Mitch is currently enrolled in the Honours Computer Science program at McMaster University and is due to complete it in the fall of 2015.  He first got involved with the lab through his 4th year Capstone course. Having had previous experience with motion control technology, Mitch was interested in working with the Kinect. and contacted Dr.
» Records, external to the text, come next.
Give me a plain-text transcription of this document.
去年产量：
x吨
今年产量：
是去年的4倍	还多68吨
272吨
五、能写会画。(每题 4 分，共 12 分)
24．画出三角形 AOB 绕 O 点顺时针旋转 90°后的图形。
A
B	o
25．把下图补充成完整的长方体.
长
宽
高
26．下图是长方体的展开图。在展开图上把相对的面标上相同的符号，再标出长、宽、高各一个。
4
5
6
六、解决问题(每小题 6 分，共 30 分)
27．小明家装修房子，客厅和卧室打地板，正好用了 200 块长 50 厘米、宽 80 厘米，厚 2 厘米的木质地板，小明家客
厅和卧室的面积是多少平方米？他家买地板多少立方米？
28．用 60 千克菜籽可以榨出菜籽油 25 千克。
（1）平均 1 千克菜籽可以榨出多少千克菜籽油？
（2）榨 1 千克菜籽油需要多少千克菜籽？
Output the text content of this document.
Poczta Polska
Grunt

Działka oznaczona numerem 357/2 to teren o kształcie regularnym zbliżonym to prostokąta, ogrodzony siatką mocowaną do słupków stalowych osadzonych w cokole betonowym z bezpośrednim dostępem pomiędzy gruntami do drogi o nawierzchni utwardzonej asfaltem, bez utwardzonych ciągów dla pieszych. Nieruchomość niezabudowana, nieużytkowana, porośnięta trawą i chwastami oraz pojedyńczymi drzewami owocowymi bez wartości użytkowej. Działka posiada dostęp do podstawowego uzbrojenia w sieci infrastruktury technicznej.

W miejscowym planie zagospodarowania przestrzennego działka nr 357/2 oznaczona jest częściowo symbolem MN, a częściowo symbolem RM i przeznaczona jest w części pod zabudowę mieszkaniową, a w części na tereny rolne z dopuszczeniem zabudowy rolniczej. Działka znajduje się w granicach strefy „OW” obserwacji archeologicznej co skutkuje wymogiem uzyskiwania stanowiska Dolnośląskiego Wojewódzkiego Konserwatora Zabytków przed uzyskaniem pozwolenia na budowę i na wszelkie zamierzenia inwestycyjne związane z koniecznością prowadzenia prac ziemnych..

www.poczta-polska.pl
Woolhouse.  Mitch was a developer for the Stretch3D Leap Motion Project and for the Shooting Chrony Companion Application project.  He was a finalist in the McMaster Software Entrepreneurship Competition.

Lindsay Taylor
Honours Psychology, Neuroscience & Behavior (Music Cognition Specialization); Master Library & Information Science Candidate

Lindsay is a recent graduate of the Psychology, Neuroscience & Behaviour program at McMaster. Her time in the Digital Music Lab has been focused on dance research, and her early research experiences surrounded dance classification. Together with lab member Raganya Ponmanadiyil, she designed and built a database of dance styles, with the goal of facilitating cross-cultural empirical dance research. She later collaborated in McMaster’s NeuroArts Lab with Dr. Steven Brown to develop an in-depth classification scheme of dance movement. Lindsay has since moved on to dance observation research. Her undergraduate thesis and current summer research aim to understand how features of dancer movement effect viewer’s observation patterns by comparing dance viewer eye-movement data with features of dancer movement. Lindsay’s interests in data curation and digital scholarship, which were sparked by her work on the dance database project, are leading her to pursue a Masters in Library and Information Science at the University of Western Ontario in the Fall of 2015.